What’s your tolerance for tears during rehearsal?
R: You can cry, but put on your Big Girl and Big Boy pants and keep moving. [Laughs] No, I mean we cry all the time! People cry, and I’ve made people cry before, Tim has made people cry before. It’s tough love to make them the best performer they can possibly be.
Traditional show choirs have anywhere from 50 to 60 people. Is there a reason why you keep your group smaller?

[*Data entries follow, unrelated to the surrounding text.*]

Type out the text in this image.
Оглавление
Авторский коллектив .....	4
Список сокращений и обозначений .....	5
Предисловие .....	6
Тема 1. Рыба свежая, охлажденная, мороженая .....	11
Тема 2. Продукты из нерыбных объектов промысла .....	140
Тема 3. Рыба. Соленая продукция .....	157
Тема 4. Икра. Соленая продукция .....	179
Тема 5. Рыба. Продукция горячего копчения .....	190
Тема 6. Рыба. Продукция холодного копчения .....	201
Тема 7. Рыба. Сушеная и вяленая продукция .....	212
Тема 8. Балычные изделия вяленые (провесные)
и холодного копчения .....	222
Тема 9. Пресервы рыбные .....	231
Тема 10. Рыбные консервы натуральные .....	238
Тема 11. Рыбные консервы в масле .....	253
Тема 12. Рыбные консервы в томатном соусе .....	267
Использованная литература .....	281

T: Well when we first started out we thought we were going to be a traditional, 50 person [group] and then when everybody auditioned and showed up we found out, “Oh, we only have 25 people… that’s not going to work.” [Laughs] So, we kind of molded it to do this theme park-style show and it just evolved into what we liked. And we didn’t want to work with 50 people’s schedules. It’s hard enough to work with 18 people’s schedules.
Since La Crosse is a small town, have you ever had any awkward run-ins with people who were upset they didn’t make the cut for GRS?
R: We’re pretty vocal people and if someone approached us in a grocery store or in public and wanted to give us their two cents, I would stop them cold in their tracks. If they want to talk to me in private, they can, but you know what? I’m not going to be talked to in public that way.
T: That doesn’t happen very often. I can’t even think of a time where that’s happened. Most of the time people will ask why they didn’t make it and most of the time they just want to have a learning experience.
Does the small talent pool in La Crosse ever frustrate you?
R: Well, Grand River melded into this weird, dysfunctional, nontraditional family and that’s kind of one of the things that I like about this group. I like that not everyone is perfect. Everyone has their strengths, but everyone also has some weaknesses that they need to address. We try to help push those weaknesses along to make them better. Take Josh, for example. He came to us and couldn’t step-touch and now he at least blends in, so he’s come a long way in two years.
T: As far as having a “ringer,” would that make our job easier? Yeah, the easiest way to look like the best director in the world is to have the best performers. For me that takes away the educational experience, and that’s why I love doing it. I love teaching someone and watching them grow throughout the year; I love watching the evolution of that whole process.